In order to run the sample script:
- Clone this repository.
- Clone the TensorFlow-Slim model library containing models of deep learning neural networks, as well as some utility scripts used below. Place this repository in the main directory of this project.
In order to download the CIFAR-10 dataset in an appropriate format, please execute the following command from the main directory of this project:
python3 models/research/slim/download_and_convert_data.py --dataset_name=cifar10 --dataset_dir=cifar10/
The dataset should be placed under the cifar10/
directory accessed directly from the main directory of this project.
Download the latest versions of Pre-trained Models of deep learning neural networks. In this example, two checkpoints are downloaded:
- Resnet V1 50;
- Resnet V1 101.
It is assumed that these checkpoint files are placed under the checkpoints/
directory and are named, respectively,
resnet_v1_50.ckpt
and resnet_v1_101.ckpt
.
Please note that the appropriate checkpoint file may be downloaded via the command line by following the steps described here.
The TensorFlow-Slim models are trained on the ImageNet dataset with 1000 class labels, while the CIFAR-10 dataset has
only 10 classes. Therefore, it is a common trick to drop the final layer of any pretrained model (usually called
Logits
), replace it with the new one - having appropriate number of neurons - and train it (using the new dataset)

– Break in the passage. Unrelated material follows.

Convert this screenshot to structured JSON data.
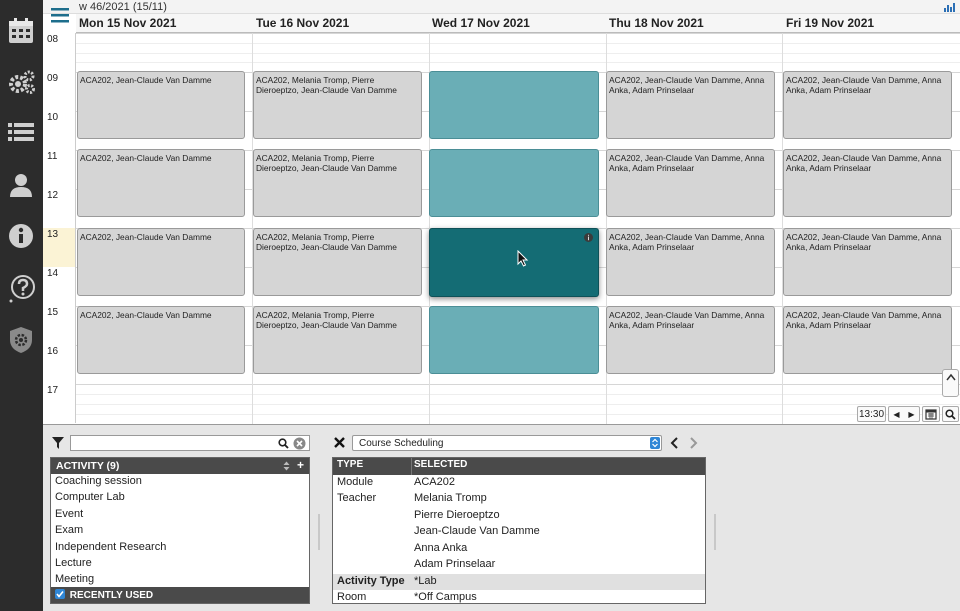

with all weights frozen, except to these connected to the newly-created layer. This process of "training" is called fine-tuning.
In order to fine-tune the ResNet V1 50 network from the TensorFlow-Slim image classification model library with the CIFAR-10 dataset, simply type (in the main directory of this project):
python3 models/research/slim/train_image_classifier.py
--clone_on_cpu=True
--max_number_of_steps=1
--train_dir=finetuning/resnet_v1_50/
--dataset_dir=cifar10/
--dataset_name=cifar10
--dataset_split_name=train
--model_name=resnet_v1_50
--checkpoint_path [ABSOLUTE PATH TO THE MAIN DIRECTORY]/checkpoints/resnet_v1_50.ckpt
--checkpoint_exclude_scopes=resnet_v1_50/logits
--trainable_scopes=resnet_v1_50/logits
If you want to fine-tune the network on your GPU, please remove the --clone_on_cpu=True
flag. The
--max_number_of_steps
flag indicates the number of steps to be performed by the training algorithm (here, 1 is set for
simplicity). The output of the fine-tuning process will be saved to the finetuning/resnet_v1_50/
directory indicated by
the --train_dir
flag. The --dataset_dir
flag points the localization of downloaded dataset, while the --dataset_name
flag indicates the name of this dataset. Fine-tuning is a training operation, therefore the train
part of the CIFAR-10
dataset is used, as passed by the --dataset_split_name
flag. As said before, the Resnet V1 50 network is under training,
therefore the appropriate value for the --model_name
flag is set. The --checkpoint_path
flag points the absolute
path to the checkpoint file downloaded before. As described above, the final Logits
layer should be dropped while
restoring the checkpoint (therefore, the --checkpoint_exclude_scopes
flag is used), and the new final layer should be
created and trained (thus, the --trainable_scopes
flag points the name of the Logits
layer).
A modification of the command above for the ResNet V1 101 network architecture is straightforward.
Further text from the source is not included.